Collaborating on the development of marine transportation of liquid hydrogen

In 2022, Woodside Energy (Woodside) entered into a non-binding Memorandum of Understanding (MOU) with Korea Shipbuilding & Offshore Engineering (KSOE), and Hyundai Glovis.

In 2022, Woodside Energy (Woodside) entered into a non-binding Memorandum of Understanding (MOU) with Korea Shipbuilding & Offshore Engineering (KSOE), a global leader in shipbuilding, and Hyundai Glovis, a global logistics and distribution company to develop an integrated marine transportation system to maximise delivery of new energy products, including hydrogen, ammonia and carbon dioxide.

The first collaboration project is focused on developing shipping solutions for liquefied hydrogen that can be integrated into the overall value chain. Other projects will seek to establish lower carbon intensity shipping solutions for ammonia and carbon dioxide.

But why is this important?

As the energy transition progresses, we expect demand to increase for new energy products such as hydrogen and ammonia, and lower carbon services such as CCS and carbon capture and utilisation (CCU), collectively CCUS. Woodside is investing to add these new products and services to our portfolio, seeking to match the pace, scale and needs of our customers as they determine their own decarbonisation pathways. There are inherent uncertainties in this pace and scale. In December 2021, Woodside announced a US$5 billion investment target in new energy products and lower carbon services by 2030.[1]

We expect the development of new energy markets to be similar to the development of the LNG industry many years ago, such as in the need for government support and opportunities for collaboration. Like then, we are building relationships across the value chain and aligning solutions to customers with options to match the scale and pace of the energy transition. This includes the safe and reliable marine transportation of new energy products to global customers.

“The process of building a supply chain is complex, which is why we are eager to collaborate with customers and collaborators, like KSOE and Hyundai Glovis, to explore opportunities and establish efficient and scalable solutions,” said Adrian MacMillan, Head of New Energy Shipping.

MacMillan added, “Woodside, KSOE and Hyundai Glovis share a similar ambition – we are focused on designing and establishing a safe, low-cost and reliable supply chain for the marine transportation of new energy products. During Phase 1, which was recently completed, we worked together to develop potential scalable liquid hydrogen shipping solutions for the purpose of carrying liquefied hydrogen from production locations to customers around the world.”

“The first phase of our project has been extremely insightful and allowed us to focus our efforts on vital technology development. Through collaboration, we have gained greater understanding and our learnings may have a significant impact on future overall supply chains. We look forward to advancing our ship design solutions to meet the market needs,” said Dr Byeongyong Yoo, Vice President, Marine Energy Technology Laboratory, KSOE.

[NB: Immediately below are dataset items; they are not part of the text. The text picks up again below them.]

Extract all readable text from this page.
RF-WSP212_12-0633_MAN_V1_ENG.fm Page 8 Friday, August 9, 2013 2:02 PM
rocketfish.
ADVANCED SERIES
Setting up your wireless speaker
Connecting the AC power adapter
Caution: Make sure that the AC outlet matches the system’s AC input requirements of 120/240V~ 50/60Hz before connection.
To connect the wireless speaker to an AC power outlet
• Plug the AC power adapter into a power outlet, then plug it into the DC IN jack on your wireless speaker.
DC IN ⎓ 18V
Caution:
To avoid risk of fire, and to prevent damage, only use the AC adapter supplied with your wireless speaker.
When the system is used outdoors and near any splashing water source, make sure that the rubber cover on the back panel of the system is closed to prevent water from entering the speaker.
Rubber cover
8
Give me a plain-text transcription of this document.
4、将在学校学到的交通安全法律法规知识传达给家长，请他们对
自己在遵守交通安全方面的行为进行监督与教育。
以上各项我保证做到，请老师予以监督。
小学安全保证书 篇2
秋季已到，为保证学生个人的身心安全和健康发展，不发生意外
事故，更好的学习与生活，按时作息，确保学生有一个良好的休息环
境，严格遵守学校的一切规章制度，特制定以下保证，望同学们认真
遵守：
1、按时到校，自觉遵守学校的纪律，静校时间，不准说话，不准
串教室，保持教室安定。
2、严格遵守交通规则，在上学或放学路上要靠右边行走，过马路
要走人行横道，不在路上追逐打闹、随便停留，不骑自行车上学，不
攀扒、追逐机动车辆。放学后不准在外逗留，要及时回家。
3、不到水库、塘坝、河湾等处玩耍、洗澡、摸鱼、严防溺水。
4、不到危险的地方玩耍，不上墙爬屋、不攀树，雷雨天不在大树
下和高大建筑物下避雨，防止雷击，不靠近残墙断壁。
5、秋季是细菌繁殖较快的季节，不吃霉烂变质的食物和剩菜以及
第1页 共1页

Through the MOU, the companies will assist each other with the research and technical development of marine transport for new energy products, such as liquified hydrogen from Woodside’s proposed new energy production facilities.

The project consists of three discrete phases that aim to advance and optimize ship designs, operations, technologies, storage and handling interfaces and our understanding of the new energy supply chain.

“We are thrilled to have the opportunity to collaborate with Woodside and KSOE to uncover solutions to a critical challenge we are facing as an industry. Together, we have the capability and knowledge to establish a feasible and operable system for the transportation of liquid hydrogen,” added Jason Kim, Director, Shipping Business Strategy Group, Hyundai Glovis.

[1]Individual investment decisions are subject to Woodside’s investment targets. Not guidance. Potentially includes both organic and inorganic investment.